I awoke suddenly, that first day, and rushed to the window. The light had broken, the sun was up; the crown of the morning was upon the heads of the hills; here and there a light wreath of mist lay along their sides, floating slowly off, or softly dispersing; the river lay in quiet beauty waiting for the gilding that should come upon it. I listened—the brisk notes of a
drum and fife came to my ear, playing one after another joyous and dancing melody. I thought that never was a place so utterly delightsome as this place. With all speed I dressed myself, noiselessly, so as not to waken Mrs. Sandford; and then I resolved I would go out and see if I could not find a place where I could be by myself; for in the house there was no chance of it. I took Mr. Dinwiddie's Bible and stole downstairs. From the piazza where we had sat last night, a flight of steps led down. I followed it and found another flight, and still another. The last landed me in a gravelled path; one track went down the steep face of the bank, on the brow of which the hotel stood; another track crossed that and wound away to my right, with a gentle downward slope. I went this way. The air was delicious; the woods were musical with birds; the morning light filled my pathway and glancing from trees or rocks ahead of me, lured me on with a promise of glory. I seemed to gather the promise as I went, and still I was drawn farther and farther. Glimpses of the river began to show through the trees; for all this bank side was thickly wooded. I left walking and took to running. At last I came out upon another gravelled walk, low down on the hillside, lying parallel with the river and open to it. Nothing lay between but some masses of granite rock, grey and lichened, and a soft fringe of green underbrush and small wood in the intervals. Moreover, I presently found a comfortable seat on a huge grey stone, where the view was uninterrupted by any wood growth; and if I thought before that this was fairyland, I now almost thought myself a fairy. The broad river was at my feet; the morning light was on all the shores, sparkled from the granite rocks below me and flashed from the polished leaves, and glittered on
the water; filling all the blue above with radiance; touching here and there a little downy cloud; entering in and lying on my heart. I shall never forget it. The taste of the air was as one tastes life and strength and vigour. It all rolled in on me a great burden of joy.

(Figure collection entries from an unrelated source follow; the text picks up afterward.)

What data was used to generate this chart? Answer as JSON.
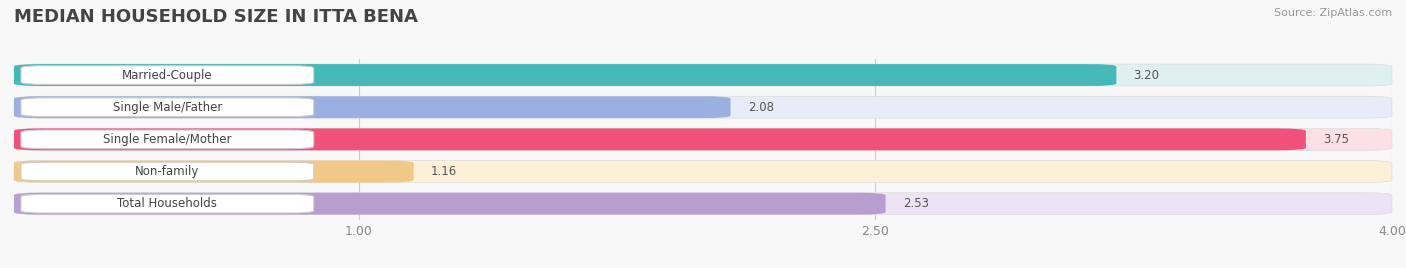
{
  "title": "MEDIAN HOUSEHOLD SIZE IN ITTA BENA",
  "source": "Source: ZipAtlas.com",
  "categories": [
    "Married-Couple",
    "Single Male/Father",
    "Single Female/Mother",
    "Non-family",
    "Total Households"
  ],
  "values": [
    3.2,
    2.08,
    3.75,
    1.16,
    2.53
  ],
  "bar_colors": [
    "#45b8b8",
    "#9ab0e0",
    "#f0507a",
    "#f0c888",
    "#b89ed0"
  ],
  "bar_bg_colors": [
    "#e0f0f0",
    "#e8ecf8",
    "#fce0e8",
    "#fdf0d8",
    "#ece4f4"
  ],
  "label_bg": "#ffffff",
  "xlim": [
    0,
    4.0
  ],
  "xticks": [
    1.0,
    2.5,
    4.0
  ],
  "xtick_labels": [
    "1.00",
    "2.50",
    "4.00"
  ],
  "title_fontsize": 13,
  "label_fontsize": 8.5,
  "value_fontsize": 8.5,
  "background_color": "#f8f8f8",
  "row_bg_color": "#efefef",
  "gap_color": "#ffffff"
}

It was not the worst time or place in the world to read the Bible. But how all the voices of nature seemed to flow in and mix with the reading, I cannot tell, no more than I can number them; the whirr of a bird's wing, the liquid note of a wood thrush, the stir and movement of a thousand leaves, the gurgle of rippling water, the crow's call, and the song-sparrow's ecstasy. Once or twice the notes of a bugle found their way down the hill, and reminded me that I was in a place of delightful novelty. It was just a fillip to my enjoyment, as I looked on and off my page alternately.
By and by I heard footsteps, quick yet light footsteps, sounding on the gravel. Measured and quick they came; then two figures rounded a point close by me. There were two, but their footfalls had sounded as one. They were dressed alike, all in grey, like my friend in the omnibus. As they passed me, the nearest one hastily pulled off his cap, and I caught just a flash from a bright eye. It was the same. I looked after them as they left my point and were soon lost behind another; thinking that probably Preston was dressed so and had been taught to walk so; and with renewed admiration of a place where the inhabitants kept such an exquisite neatness in their dress and moved like music. There was a fulness of content in my mind, as at length I slowly went back up my winding path to the hotel, warned by the furious sounds of a gong that breakfast was in preparation.